If you take your child to an event always make it clear that should they wish to leave at any point then they are entitled to do so.
Now this isn't easy to do particularly if you've laid out good money to pay for a play or event which you think your child will enjoy or which you feel is educational and I have to confess I haven't always succeeded. It's particularly important with Autistic children who may be effected by sensory issues such as noise , sensativity to lights or too many people.Some of which we may not notice but it applies just as much to neuro-typical kids.
Unfortunately many parents will somehow regard the request to leave early as a failure on their part to provide a sufficiently stimulating activity and in their need to control and be in charge of the situation they inwardly fume whilst their children squirm and moan beside them. The result is that neither child or parent ends up enjoying the event and both end up disappointed and grumpy. In fact it is just as likely that their child has taken in as much as it can process. This can often happen when you visit a museum and feel the need to 'see everything' because you have travelled a long way and paid a large entrance fee to get in.
Far better to spend a while in a specific area of the museum taking in the sights and sounds of one particular exhibit and to go away wanting 'more'.

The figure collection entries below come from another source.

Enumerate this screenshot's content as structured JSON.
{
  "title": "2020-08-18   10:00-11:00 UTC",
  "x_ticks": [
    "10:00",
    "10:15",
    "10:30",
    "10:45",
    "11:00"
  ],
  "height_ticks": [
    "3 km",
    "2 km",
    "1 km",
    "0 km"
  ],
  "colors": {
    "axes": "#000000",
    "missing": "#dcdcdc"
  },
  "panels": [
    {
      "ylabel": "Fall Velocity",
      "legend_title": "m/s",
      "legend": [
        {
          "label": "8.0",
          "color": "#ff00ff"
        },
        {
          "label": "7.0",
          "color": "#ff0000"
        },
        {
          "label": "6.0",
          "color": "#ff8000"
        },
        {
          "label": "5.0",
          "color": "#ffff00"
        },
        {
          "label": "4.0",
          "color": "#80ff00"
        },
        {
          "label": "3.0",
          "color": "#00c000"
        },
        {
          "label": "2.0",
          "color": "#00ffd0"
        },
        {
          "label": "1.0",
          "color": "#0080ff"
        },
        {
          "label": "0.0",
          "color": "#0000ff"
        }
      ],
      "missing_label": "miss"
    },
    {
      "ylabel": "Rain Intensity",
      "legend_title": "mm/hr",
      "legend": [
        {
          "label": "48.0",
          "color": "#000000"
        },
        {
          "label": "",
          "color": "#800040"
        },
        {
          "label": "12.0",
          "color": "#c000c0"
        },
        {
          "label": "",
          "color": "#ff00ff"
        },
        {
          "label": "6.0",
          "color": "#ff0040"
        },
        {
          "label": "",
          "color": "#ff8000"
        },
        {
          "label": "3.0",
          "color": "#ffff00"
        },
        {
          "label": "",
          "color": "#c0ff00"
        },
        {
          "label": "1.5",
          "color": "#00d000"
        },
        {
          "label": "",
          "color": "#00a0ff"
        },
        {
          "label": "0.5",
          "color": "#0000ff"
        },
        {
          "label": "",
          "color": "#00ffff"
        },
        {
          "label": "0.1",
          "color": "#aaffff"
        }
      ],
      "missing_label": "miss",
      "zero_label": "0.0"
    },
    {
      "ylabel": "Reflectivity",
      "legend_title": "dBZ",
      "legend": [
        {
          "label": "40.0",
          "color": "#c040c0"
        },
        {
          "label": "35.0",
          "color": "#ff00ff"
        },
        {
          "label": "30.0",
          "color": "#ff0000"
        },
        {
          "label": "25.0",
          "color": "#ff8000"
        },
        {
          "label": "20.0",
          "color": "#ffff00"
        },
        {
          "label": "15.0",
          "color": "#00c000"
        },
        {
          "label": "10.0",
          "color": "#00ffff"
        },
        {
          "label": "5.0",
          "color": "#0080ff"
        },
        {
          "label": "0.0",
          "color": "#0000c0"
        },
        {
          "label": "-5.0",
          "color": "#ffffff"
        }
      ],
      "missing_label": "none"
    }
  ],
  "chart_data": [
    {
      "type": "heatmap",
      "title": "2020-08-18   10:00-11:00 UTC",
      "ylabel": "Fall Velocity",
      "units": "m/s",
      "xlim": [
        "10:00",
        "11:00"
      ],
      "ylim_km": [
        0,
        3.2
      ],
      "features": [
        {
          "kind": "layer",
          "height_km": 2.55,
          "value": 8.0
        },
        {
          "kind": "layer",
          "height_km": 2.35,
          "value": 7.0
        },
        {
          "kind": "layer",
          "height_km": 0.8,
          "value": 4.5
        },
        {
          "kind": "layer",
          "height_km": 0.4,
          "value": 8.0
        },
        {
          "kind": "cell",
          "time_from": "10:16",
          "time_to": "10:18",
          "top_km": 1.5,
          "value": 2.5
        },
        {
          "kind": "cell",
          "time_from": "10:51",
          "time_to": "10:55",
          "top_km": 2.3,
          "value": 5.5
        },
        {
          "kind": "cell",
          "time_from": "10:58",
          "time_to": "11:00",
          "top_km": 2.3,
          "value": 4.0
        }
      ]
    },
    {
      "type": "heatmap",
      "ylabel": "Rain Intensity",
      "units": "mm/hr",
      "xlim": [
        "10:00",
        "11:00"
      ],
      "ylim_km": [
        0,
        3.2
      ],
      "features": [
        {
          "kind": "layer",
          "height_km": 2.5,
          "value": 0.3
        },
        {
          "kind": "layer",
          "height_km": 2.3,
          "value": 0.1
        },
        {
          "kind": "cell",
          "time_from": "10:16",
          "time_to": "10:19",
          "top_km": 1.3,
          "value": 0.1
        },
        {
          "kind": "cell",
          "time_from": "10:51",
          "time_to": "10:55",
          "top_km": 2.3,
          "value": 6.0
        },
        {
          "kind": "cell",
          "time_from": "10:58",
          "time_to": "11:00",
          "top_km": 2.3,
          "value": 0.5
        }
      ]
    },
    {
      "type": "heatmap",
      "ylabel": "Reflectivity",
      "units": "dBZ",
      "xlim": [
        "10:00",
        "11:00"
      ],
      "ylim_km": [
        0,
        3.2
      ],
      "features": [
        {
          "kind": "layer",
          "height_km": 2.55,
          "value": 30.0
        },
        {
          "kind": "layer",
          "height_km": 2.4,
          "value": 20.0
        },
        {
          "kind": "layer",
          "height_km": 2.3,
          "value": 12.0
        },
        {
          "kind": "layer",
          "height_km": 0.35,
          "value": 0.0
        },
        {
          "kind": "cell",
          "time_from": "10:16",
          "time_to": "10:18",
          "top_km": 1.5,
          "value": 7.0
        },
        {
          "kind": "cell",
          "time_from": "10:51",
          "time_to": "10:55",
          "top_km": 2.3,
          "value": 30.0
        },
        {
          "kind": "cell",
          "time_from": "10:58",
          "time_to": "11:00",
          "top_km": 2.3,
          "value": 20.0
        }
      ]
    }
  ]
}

|Horrible History Exhibition|
I remember feeling very disappointed to find that when we visited the Natural History museum the children wanted to leave after ten minutes because it was too busy and they couldn't see the exhibits. Similarly, having borrowed special 'back packs' to explore the British museum we found it hot and uncomfortable on a hot summers day to stay there longer than half an hour.
I have learned that our most enjoyable learning experiences are unplanned and often simple, such as a small local museum where the guides had time to tell us stories of the local history because we were the only ones there. They leave you with a feeling of wanting to know more and going away to do more research. The educational value is immense and lasting and provides the building blocks upon which to build your solid teaching.